Bu taktik Sovyet yönetimlerince de bolca kullanıldı. Elbette, Batı ambargoları insanların yaşamını zorlaştırdı ama halkın çektiği sıkıntıların asıl nedeni, kendi ayrıcalıklı hayatlarından vazgeçmeyen, ülkenin önceliklerini yanlış belirleyen Sovyet yöneticilerdi.
Rusya’da mutfak sohbetleri çok ünlüdür; özellikle Sovyet döneminde toplum içinde dile getirilemeyen konular, eleştiriler aile ve dostlar arasında hep mutfakta konuşulur, yöneticiler yerden yere vurulurdu.
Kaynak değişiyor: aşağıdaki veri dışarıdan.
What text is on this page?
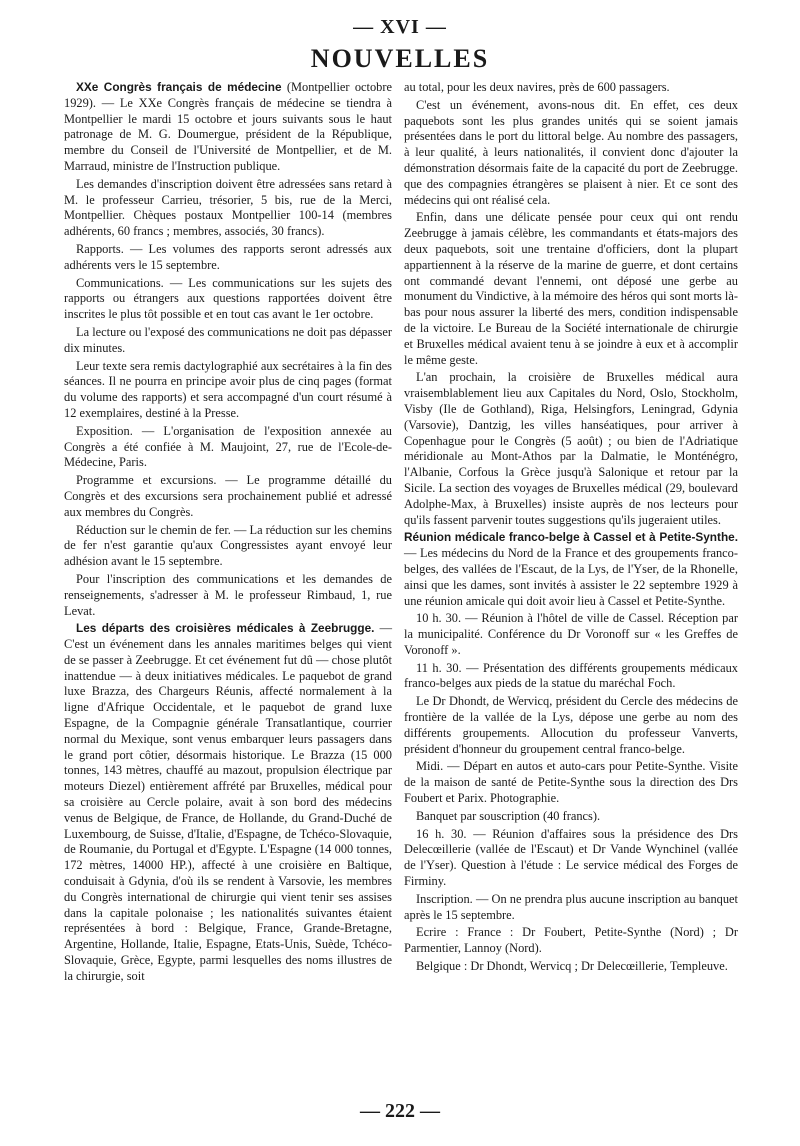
— XVI —
NOUVELLES

XXe Congrès français de médecine (Montpellier octobre 1929). — Le XXe Congrès français de médecine se tiendra à Montpellier le mardi 15 octobre et jours suivants sous le haut patronage de M. G. Doumergue, président de la République, membre du Conseil de l'Université de Montpellier, et de M. Marraud, ministre de l'Instruction publique.

Les demandes d'inscription doivent être adressées sans retard à M. le professeur Carrieu, trésorier, 5 bis, rue de la Merci, Montpellier. Chèques postaux Montpellier 100-14 (membres adhérents, 60 francs ; membres, associés, 30 francs).

Rapports. — Les volumes des rapports seront adressés aux adhérents vers le 15 septembre.

Communications. — Les communications sur les sujets des rapports ou étrangers aux questions rapportées doivent être inscrites le plus tôt possible et en tout cas avant le 1er octobre.

La lecture ou l'exposé des communications ne doit pas dépasser dix minutes.

Leur texte sera remis dactylographié aux secrétaires à la fin des séances. Il ne pourra en principe avoir plus de cinq pages (format du volume des rapports) et sera accompagné d'un court résumé à 12 exemplaires, destiné à la Presse.

Exposition. — L'organisation de l'exposition annexée au Congrès a été confiée à M. Maujoint, 27, rue de l'Ecole-de-Médecine, Paris.

Programme et excursions. — Le programme détaillé du Congrès et des excursions sera prochainement publié et adressé aux membres du Congrès.

Réduction sur le chemin de fer. — La réduction sur les chemins de fer n'est garantie qu'aux Congressistes ayant envoyé leur adhésion avant le 15 septembre.

Pour l'inscription des communications et les demandes de renseignements, s'adresser à M. le professeur Rimbaud, 1, rue Levat.

Les départs des croisières médicales à Zeebrugge. — C'est un événement dans les annales maritimes belges qui vient de se passer à Zeebrugge. Et cet événement fut dû — chose plutôt inattendue — à deux initiatives médicales. Le paquebot de grand luxe Brazza, des Chargeurs Réunis, affecté normalement à la ligne d'Afrique Occidentale, et le paquebot de grand luxe Espagne, de la Compagnie générale Transatlantique, courrier normal du Mexique, sont venus embarquer leurs passagers dans le grand port côtier, désormais historique. Le Brazza (15 000 tonnes, 143 mètres, chauffé au mazout, propulsion électrique par moteurs Diezel) entièrement affrété par Bruxelles, médical pour sa croisière au Cercle polaire, avait à son bord des médecins venus de Belgique, de France, de Hollande, du Grand-Duché de Luxembourg, de Suisse, d'Italie, d'Espagne, de Tchéco-Slovaquie, de Roumanie, du Portugal et d'Egypte. L'Espagne (14 000 tonnes, 172 mètres, 14000 HP.), affecté à une croisière en Baltique, conduisait à Gdynia, d'où ils se rendent à Varsovie, les membres du Congrès international de chirurgie qui vient tenir ses assises dans la capitale polonaise ; les nationalités suivantes étaient représentées à bord : Belgique, France, Grande-Bretagne, Argentine, Hollande, Italie, Espagne, Etats-Unis, Suède, Tchéco-Slovaquie, Grèce, Egypte, parmi lesquelles des noms illustres de la chirurgie, soit

au total, pour les deux navires, près de 600 passagers.

C'est un événement, avons-nous dit. En effet, ces deux paquebots sont les plus grandes unités qui se soient jamais présentées dans le port du littoral belge. Au nombre des passagers, à leur qualité, à leurs nationalités, il convient donc d'ajouter la démonstration désormais faite de la capacité du port de Zeebrugge. que des compagnies étrangères se plaisent à nier. Et ce sont des médecins qui ont réalisé cela.

Enfin, dans une délicate pensée pour ceux qui ont rendu Zeebrugge à jamais célèbre, les commandants et états-majors des deux paquebots, soit une trentaine d'officiers, dont la plupart appartiennent à la réserve de la marine de guerre, et dont certains ont commandé devant l'ennemi, ont déposé une gerbe au monument du Vindictive, à la mémoire des héros qui sont morts là-bas pour nous assurer la liberté des mers, condition indispensable de la victoire. Le Bureau de la Société internationale de chirurgie et Bruxelles médical avaient tenu à se joindre à eux et à accomplir le même geste.

L'an prochain, la croisière de Bruxelles médical aura vraisemblablement lieu aux Capitales du Nord, Oslo, Stockholm, Visby (Ile de Gothland), Riga, Helsingfors, Leningrad, Gdynia (Varsovie), Dantzig, les villes hanséatiques, pour arriver à Copenhague pour le Congrès (5 août) ; ou bien de l'Adriatique méridionale au Mont-Athos par la Dalmatie, le Monténégro, l'Albanie, Corfous la Grèce jusqu'à Salonique et retour par la Sicile. La section des voyages de Bruxelles médical (29, boulevard Adolphe-Max, à Bruxelles) insiste auprès de nos lecteurs pour qu'ils fassent parvenir toutes suggestions qu'ils jugeraient utiles.

Réunion médicale franco-belge à Cassel et à Petite-Synthe. — Les médecins du Nord de la France et des groupements franco-belges, des vallées de l'Escaut, de la Lys, de l'Yser, de la Rhonelle, ainsi que les dames, sont invités à assister le 22 septembre 1929 à une réunion amicale qui doit avoir lieu à Cassel et Petite-Synthe.

10 h. 30. — Réunion à l'hôtel de ville de Cassel. Réception par la municipalité. Conférence du Dr Voronoff sur « les Greffes de Voronoff ».

11 h. 30. — Présentation des différents groupements médicaux franco-belges aux pieds de la statue du maréchal Foch.

Le Dr Dhondt, de Wervicq, président du Cercle des médecins de frontière de la vallée de la Lys, dépose une gerbe au nom des différents groupements. Allocution du professeur Vanverts, président d'honneur du groupement central franco-belge.

Midi. — Départ en autos et auto-cars pour Petite-Synthe. Visite de la maison de santé de Petite-Synthe sous la direction des Drs Foubert et Parix. Photographie.

Banquet par souscription (40 francs).

16 h. 30. — Réunion d'affaires sous la présidence des Drs Delecœillerie (vallée de l'Escaut) et Dr Vande Wynchinel (vallée de l'Yser). Question à l'étude : Le service médical des Forges de Firminy.

Inscription. — On ne prendra plus aucune inscription au banquet après le 15 septembre.

Ecrire : France : Dr Foubert, Petite-Synthe (Nord) ; Dr Parmentier, Lannoy (Nord).

Belgique : Dr Dhondt, Wervicq ; Dr Delecœillerie, Templeuve.

— 222 —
Fakat Türkler gibi Rusların da bir özelliği var… (Ortak benzerlikler ayrı bir yazı konusu.)
Bizde çoğu kişi kendi arasında konuşurken ülkeyi yönetenleri yerden yere vurur ama bir yabancı sohbete katıldığında Türkiye’ye toz kondurmaz.
Benzer şekilde, yöneticilerine ağzına geleni söyleyen Ruslar da ülkelerinin zayıf yönlerini yabancıların önünde konuşmasını sevmez, en azından tanımadıkları, güvenmedikleri yabancıların önünde.
Şu anda nasıl bilmiyorum ama benim Moskova’da yaşadığım dönemde mutfak sohbetlerinden edindiğim genel izlenim, halkın büyük bölümünün Batı’ya karşı düşmanlık gibi görünen duygusunun arkasında aslında hayranlık yatardı. Çünkü orada, örneğin ABD’de halkın kendilerinden çok daha iyi koşullarda yaşadıklarını bilirler, onların hayatlarına özenirlerdi. Haksız da sayılmazlardı çünkü ortalama bir Amerikalı için Sovyet halkının gündelik hayatta çektiği sıkıntılar rüyasında görse inanamayacağı türdendi.
Gerçek şu ki toplumun ruh hâlini derinden etkileyen savaş vb. durumlar dışında halklar birbirine düşman değil. Düşmanlık yaratanlar yönetenler.